Can we play a quick word-association game with some of the songs on Zenyatta Mondatta? Could you give me one sentence about Don’t Stand So Close To Me? 

A cute little guitar riff – sort of a rip-off of Rock And Roll Woman by Buffalo Springfield. 

What about Driven To Tears?

There’s a strong political message in the lyrics that has held up through the years, and it’s a fun song to play. 

When The World Is Running Down, You Make The Best of What’s Still Around

I think Sting demonstrated that one to Stewart and I on acoustic guitar. Very simple stuff. When I got hold of it, I played things such as a G11 and an Am11 [chords] through chorus and echo. Then Stewart added his stuff and the song went to a whole other place. It’s also a classic example of a trio with three distinct parts working together to create a whole. 

Canary In A Coal Mine

That was a big rhythm part. I remember it was sort of difficult to get down. I don’t actually listen to this stuff ever, by the way. Just so you know. I think people assume you sit around and listen to your old records all day long. 

Understood. But I am curious about the almost comedic situation around your song Behind My Camel

The story goes that Sting hated it, refused to play on it and actually even buried the tape so the track couldn’t be completed. Stewart seemed indifferent. It certainly isn’t a pop song, but it balances the material on Zenyatta Mondatta quite nicely, and it’s a brilliantly moody instrumental. 

Why all the agit over it? 

Typical band stuff, I guess. I liked it. I was always much more interested in weirder stuff. And the commercial hit songs always seemed to come out of Sting anyway. But we didn’t have enough songs to fill the album, and I had this Behind My Camel thing. 

I said: “How about doing this, then?” And Sting said: “I’m not playing on that!” I actually believe he did bury the tape in the garden [laughs]. Stewart was actually up for working on it, so I just played the bass.

Presumably it was Sting’s bass that you used for the track? 

Yeah, I’m sure it was. 

Did anything in particular inspire the bass line you came up with? 

Everything was moving so fast in the studio that I doubt I had time to think about it very much. I probably just got the bass in there with the kick drum. 

When the song went on to win the 1982 Grammy Award for Best Rock Instrumental Performance, did you allow yourself a bit of a laugh at Sting’s expense? 

I loved the irony. I’m sure there was some smug self-satisfaction: “See? I fucking told you!”

The pop-culture mythology about Zenyatta Mondatta is that you, Sting and Stewart didn’t really love the album, even though it finally broke The Police big in America and gave you two Top 10 singles: Don’t Stand So Close To Me and De Do Do Do, De Da Da Da. Is this alleged dislike myth, or truth? 

There’s some truth to it, sure. I can only speak for myself, but I think Zenyatta Mondatta might be remembered more for how everything was so crazy at the time we recorded it. We were becoming the hottest band in the world, and with all the resulting demands and expectations.
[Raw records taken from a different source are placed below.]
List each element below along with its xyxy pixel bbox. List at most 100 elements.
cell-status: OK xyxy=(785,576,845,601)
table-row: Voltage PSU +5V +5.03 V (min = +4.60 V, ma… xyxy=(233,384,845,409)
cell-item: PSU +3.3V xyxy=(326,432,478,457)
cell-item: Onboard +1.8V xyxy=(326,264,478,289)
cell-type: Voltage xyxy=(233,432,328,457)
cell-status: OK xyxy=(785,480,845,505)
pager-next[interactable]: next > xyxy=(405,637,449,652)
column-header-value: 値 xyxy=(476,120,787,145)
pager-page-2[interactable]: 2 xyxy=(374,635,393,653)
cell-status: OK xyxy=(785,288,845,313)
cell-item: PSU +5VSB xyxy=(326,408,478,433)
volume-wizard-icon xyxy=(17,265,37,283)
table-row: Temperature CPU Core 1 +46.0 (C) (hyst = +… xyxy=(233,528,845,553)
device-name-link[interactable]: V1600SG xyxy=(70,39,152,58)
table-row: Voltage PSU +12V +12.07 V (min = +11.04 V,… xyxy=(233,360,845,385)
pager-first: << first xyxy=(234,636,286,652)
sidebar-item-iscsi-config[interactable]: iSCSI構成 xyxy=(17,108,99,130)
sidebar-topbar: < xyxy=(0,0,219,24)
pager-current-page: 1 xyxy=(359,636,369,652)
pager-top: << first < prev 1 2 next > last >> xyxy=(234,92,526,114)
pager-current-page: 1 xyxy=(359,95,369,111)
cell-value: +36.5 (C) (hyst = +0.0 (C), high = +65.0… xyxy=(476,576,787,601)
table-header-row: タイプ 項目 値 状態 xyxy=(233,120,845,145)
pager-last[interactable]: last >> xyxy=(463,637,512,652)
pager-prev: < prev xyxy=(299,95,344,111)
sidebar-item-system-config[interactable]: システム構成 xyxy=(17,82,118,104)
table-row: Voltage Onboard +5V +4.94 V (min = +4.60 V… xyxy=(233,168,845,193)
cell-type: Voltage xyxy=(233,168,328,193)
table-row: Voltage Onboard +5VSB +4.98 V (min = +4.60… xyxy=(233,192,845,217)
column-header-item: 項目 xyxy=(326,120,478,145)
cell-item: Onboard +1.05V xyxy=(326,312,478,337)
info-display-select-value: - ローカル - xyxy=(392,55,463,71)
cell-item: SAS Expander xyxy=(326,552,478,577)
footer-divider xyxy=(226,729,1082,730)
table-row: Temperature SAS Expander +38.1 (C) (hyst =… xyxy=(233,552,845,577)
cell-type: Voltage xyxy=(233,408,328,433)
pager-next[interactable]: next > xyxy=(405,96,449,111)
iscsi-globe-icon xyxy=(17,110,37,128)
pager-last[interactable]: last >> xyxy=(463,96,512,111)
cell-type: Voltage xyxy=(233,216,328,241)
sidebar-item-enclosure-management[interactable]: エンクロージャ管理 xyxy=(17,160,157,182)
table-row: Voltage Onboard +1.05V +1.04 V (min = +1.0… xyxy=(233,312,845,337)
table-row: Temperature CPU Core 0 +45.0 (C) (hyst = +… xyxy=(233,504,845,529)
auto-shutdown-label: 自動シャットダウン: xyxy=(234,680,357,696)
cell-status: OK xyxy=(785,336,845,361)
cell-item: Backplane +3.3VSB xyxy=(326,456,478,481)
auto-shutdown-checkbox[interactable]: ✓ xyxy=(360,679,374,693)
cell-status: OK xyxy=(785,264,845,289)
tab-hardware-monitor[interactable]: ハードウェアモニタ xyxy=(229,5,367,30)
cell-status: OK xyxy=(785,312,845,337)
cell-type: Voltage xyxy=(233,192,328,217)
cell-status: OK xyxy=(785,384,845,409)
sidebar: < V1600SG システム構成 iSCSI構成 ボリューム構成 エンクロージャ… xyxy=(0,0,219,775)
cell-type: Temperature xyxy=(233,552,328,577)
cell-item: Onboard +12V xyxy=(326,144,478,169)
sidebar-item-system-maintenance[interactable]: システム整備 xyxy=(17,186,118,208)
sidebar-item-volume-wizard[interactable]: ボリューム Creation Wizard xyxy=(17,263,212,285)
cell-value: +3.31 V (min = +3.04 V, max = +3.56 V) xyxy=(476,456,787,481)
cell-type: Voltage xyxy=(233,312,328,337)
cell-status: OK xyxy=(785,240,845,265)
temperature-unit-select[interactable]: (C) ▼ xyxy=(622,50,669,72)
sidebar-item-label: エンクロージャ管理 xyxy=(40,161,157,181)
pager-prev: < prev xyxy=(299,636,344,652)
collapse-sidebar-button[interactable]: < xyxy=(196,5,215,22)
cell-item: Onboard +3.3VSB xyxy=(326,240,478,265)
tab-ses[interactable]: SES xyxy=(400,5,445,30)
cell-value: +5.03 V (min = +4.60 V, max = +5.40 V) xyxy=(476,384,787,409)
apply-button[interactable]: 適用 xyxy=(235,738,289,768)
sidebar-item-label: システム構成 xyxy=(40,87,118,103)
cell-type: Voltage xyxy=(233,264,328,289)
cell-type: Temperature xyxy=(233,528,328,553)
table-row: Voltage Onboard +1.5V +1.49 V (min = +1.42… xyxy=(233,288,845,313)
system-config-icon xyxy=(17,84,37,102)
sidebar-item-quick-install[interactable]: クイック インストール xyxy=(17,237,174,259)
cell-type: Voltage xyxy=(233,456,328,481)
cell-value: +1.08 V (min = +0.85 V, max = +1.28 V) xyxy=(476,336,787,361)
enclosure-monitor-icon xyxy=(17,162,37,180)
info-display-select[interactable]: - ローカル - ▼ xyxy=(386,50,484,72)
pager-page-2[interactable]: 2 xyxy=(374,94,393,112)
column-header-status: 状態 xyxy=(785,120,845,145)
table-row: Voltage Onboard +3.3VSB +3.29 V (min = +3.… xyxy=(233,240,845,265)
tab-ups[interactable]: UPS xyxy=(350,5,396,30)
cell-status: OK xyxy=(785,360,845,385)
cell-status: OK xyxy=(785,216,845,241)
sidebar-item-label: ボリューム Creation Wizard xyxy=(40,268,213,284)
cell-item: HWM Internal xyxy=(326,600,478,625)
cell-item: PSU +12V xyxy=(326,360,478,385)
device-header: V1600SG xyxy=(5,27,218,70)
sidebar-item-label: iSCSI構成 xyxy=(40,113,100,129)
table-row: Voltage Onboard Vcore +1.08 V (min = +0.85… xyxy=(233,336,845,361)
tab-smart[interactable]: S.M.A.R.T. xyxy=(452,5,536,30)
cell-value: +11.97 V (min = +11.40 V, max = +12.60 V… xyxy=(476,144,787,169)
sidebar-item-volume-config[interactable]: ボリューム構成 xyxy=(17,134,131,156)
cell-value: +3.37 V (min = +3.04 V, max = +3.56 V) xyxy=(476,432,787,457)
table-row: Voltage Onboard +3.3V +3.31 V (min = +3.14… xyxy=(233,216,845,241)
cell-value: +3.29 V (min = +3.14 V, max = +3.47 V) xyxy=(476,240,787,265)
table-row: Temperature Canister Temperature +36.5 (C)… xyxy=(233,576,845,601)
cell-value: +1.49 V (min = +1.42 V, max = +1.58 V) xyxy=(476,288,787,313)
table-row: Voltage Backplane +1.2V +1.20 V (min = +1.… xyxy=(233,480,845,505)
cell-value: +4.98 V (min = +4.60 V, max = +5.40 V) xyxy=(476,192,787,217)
The studio time being shortened by the festival gigs and having to worry about leaving for a tour certainly didn’t help. 

For example, we had mixed the entire album before leaving for the festivals, and when we came back to the studio we listened to the mixes all over again, and we thought they were shit. What could we do? We remixed every song on the album in one night. Then we left for the tour early in the morning. 

I remember as we were leaving, we thought: “Oh well. We’ve probably blown it.”